Environment suffers as charites feel pinch

Charitable giving to nature and environmental charities is small and in danger of declining, further eroding progress to net-zero.

Relative to other themes like human health, education and religion, the environment receives far smaller allocations of funding from philanthropic organisations.

For example, Giving USA’s latest report, revealed just 3.7 per cent of the $592.5bn in charitable giving in the US in 2024 went to the “environment and animals,” a similar figure to those in China and the UK.

The GFI (Green Finance Institute) Quarterly Report notes that there is a sense of frustration that environmental funding is not enough to create the systemic change needed for nature restoration, scaled nature-based solutions (NbS) and sustainable supply chains.

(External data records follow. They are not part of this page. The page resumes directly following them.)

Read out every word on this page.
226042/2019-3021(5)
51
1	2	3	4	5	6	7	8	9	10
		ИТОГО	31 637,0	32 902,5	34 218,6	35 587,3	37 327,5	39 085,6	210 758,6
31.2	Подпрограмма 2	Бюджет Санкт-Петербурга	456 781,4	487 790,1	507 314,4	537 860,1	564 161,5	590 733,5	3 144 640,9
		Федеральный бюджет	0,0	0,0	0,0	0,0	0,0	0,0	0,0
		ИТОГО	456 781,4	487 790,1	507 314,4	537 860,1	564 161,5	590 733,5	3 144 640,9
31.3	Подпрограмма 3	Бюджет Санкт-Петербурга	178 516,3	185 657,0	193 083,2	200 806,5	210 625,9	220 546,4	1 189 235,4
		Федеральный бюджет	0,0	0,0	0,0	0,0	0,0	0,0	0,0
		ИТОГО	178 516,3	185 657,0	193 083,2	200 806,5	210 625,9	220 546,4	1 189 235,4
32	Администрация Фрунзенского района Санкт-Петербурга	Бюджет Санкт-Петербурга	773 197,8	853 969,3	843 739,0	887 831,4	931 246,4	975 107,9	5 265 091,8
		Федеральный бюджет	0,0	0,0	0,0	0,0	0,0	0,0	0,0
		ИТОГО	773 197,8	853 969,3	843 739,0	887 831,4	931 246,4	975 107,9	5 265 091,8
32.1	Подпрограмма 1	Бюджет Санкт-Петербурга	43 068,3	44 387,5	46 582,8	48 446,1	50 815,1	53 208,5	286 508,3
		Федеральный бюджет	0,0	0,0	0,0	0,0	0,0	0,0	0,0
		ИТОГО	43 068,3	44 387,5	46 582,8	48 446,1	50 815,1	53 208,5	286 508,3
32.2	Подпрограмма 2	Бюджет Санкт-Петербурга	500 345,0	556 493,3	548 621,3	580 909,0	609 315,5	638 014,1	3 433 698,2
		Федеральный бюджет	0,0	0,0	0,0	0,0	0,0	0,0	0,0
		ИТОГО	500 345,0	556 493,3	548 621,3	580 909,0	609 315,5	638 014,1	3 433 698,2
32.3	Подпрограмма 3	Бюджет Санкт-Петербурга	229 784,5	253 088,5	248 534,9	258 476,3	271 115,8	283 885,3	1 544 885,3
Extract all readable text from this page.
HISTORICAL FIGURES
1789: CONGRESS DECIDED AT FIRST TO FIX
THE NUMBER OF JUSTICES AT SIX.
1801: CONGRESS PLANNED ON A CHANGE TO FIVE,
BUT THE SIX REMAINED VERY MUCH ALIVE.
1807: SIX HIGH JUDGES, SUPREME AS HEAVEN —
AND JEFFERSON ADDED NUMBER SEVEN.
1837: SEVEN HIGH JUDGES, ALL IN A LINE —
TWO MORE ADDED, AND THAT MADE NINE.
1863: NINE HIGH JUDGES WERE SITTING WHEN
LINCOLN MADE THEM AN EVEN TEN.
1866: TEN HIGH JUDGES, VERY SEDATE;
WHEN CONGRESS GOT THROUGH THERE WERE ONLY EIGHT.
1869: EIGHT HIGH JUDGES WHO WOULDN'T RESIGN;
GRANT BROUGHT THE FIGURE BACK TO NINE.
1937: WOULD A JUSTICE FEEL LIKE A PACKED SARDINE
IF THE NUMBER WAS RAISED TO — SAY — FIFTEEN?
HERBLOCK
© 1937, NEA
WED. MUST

Questions of the efficacy of large carbon credit and landscape restoration projects, alongside the unravelling of a decade-long ESG and sustainability movement, are also exacerbating funders’ concerns about the value of environmental philanthropy according to the report.

Indeed, these philanthropic allocations for the environment are at risk of becoming even smaller, gaps left by the cuts to US domestic and international aid budgets are causing funders to take stock of their priorities.

The GFI proposes that a holistic, co-ordinated approach could help fill the void, with trillions of private sector investment. However, to reach the goal of institutional investment into nature at scale, the pathway needs to be resourced in its entirety.

This means philanthropic, public or private sector grants at every step taking a holistic and co-ordinated approach and making sure the relatively small amounts of grant funding can be turned into trillions of dollars of impact.

GFI believes that capital mobilisation into new projects needs a combination of clear policy and regulation, and credible opportunities for private capital. This way a holistic approach can ensure that the environment is not put at risk by reduced public giving.